Jean-Charles Van Lierde a été interrogé, lundi peu avant midi, par le président de la cour d'assises du Hainaut. Depuis près de 10 ans, le citoyen de Waterloo conteste être impliqué dans l'assassinat de Jimmy De Paepe et d'Oriana Iannuzzi et dans l'incendie qui a tué leur fils Mattéo, alors âgé de 18 mois. Les faits se sont déroulés le 1er août 2011 au numéro 32 de la rue de Chèvremont, à Arquennes. Fils d'une famille bourgeoise du Brabant wallon, Jean-Charles Van Lierde avait créé une société de menuiserie avec un associé. Accro à la drogue dure, l'homme s'était, pour financer son assuétude, servi dans la caisse de l'entreprise, mise en faillite en 2011.

"J'ai commencé la marijuana en dernière année secondaire et la cocaïne, le jour du réveillon de l'an 2000. Ma consommation a dérapé en 2010 pour une raison que je n'explique pas", a déclaré l'accusé qui consommait alors quotidiennement entre une à trois boulettes d'un gramme, au prix de cinquante euros la boulette.

Jean-Charles Van Lierde a rencontré Jimmy De Paepe en 2007 et les deux passionnés de foot sont devenus amis. Jimmy travaillait aussi pour l'accusé, de façon intermittente et devait être son témoin de mariage.

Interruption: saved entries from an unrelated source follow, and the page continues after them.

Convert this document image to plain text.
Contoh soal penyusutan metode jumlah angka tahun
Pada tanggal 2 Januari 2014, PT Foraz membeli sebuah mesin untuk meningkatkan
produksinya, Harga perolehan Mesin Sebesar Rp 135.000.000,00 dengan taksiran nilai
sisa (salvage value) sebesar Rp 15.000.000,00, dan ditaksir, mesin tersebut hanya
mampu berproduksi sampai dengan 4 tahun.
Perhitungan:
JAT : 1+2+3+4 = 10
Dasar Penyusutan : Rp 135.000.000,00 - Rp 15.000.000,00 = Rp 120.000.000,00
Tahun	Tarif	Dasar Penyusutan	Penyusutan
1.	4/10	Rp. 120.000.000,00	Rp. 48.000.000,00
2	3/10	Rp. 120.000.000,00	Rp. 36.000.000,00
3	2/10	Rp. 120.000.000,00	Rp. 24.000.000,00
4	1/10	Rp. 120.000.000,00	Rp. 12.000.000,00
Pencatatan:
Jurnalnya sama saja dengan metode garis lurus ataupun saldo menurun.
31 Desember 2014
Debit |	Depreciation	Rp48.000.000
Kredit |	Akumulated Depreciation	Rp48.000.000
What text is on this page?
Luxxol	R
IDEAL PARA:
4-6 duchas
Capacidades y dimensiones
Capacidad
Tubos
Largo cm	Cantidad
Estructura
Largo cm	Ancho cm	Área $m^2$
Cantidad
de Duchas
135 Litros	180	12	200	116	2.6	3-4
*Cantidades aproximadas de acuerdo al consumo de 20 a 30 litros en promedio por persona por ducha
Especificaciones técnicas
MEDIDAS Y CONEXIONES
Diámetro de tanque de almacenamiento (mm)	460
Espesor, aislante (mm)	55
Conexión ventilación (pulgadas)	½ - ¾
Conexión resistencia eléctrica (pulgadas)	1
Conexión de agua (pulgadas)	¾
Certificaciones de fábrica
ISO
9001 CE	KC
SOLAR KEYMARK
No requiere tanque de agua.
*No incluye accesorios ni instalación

Jimmy De Paepe vendait de la cocaïne et notait toutes les transactions dans un agenda. "Il m'a toujours dit que son stock de cocaïne n'était pas chez lui, il n'aimait pas trop discuter de ce business", a indiqué M. Van Lierde. "Son produit était de bonne qualité, jusqu'à la mi-juillet 2011. Je ne savais pas où il se fournissait". L'accusé prétend que Jimmy ne parlait jamais d'éventuels problèmes rencontrés dans le milieu des stupéfiants.

Jean-Charles Van Lierde devait 9.300 euros à Jimmy mais considérait cette somme comme un montant sur un compte courant suivi dans l'agenda plutôt que comme une dette. "Je remboursais cette dette par tranche, notamment par des matériaux que je livrais chez lui, ou après le paiement d'un chantier", dit-il, ajoutant qu'il avait eu l'idée de monter une escroquerie avec Jimmy dans le but de frauder à l'assurance et de rembourser son dealer qui lui avait demandé 4.000 euros pour financer l'achat de sa nouvelle voiture.

Dans les jours qui ont précédé les faits, les deux hommes ont eu des échanges téléphoniques "mais il n'a jamais été pressant pour le remboursement d'une dette, ni menaçant, contrairement à ce que j'ai lu dans le dossier", affirme M. Van Lierde. Ce dernier prétend qu'il s'est rendu chez Jimmy, la dernière fois, le 26 juillet 2011 et non le 29 ou le 30. Il explique ses contradictions par la pression exercée par les policiers, lors de son audition du 2 août. "Je suis rentré chez moi et j'ai été tout de suite entouré par dix policiers. Mon appartement a été réquisitionné et ce fut un véritable ouragan". Il dit avoir subi la même pression le jour de son arrestation. L'accusé affirme avoir fumé avec Jimmy sur la terrasse de la maison d'Arquennes le 26 juillet. Son empreinte génétique a été retrouvée sur une poignée de porte, le 1er août.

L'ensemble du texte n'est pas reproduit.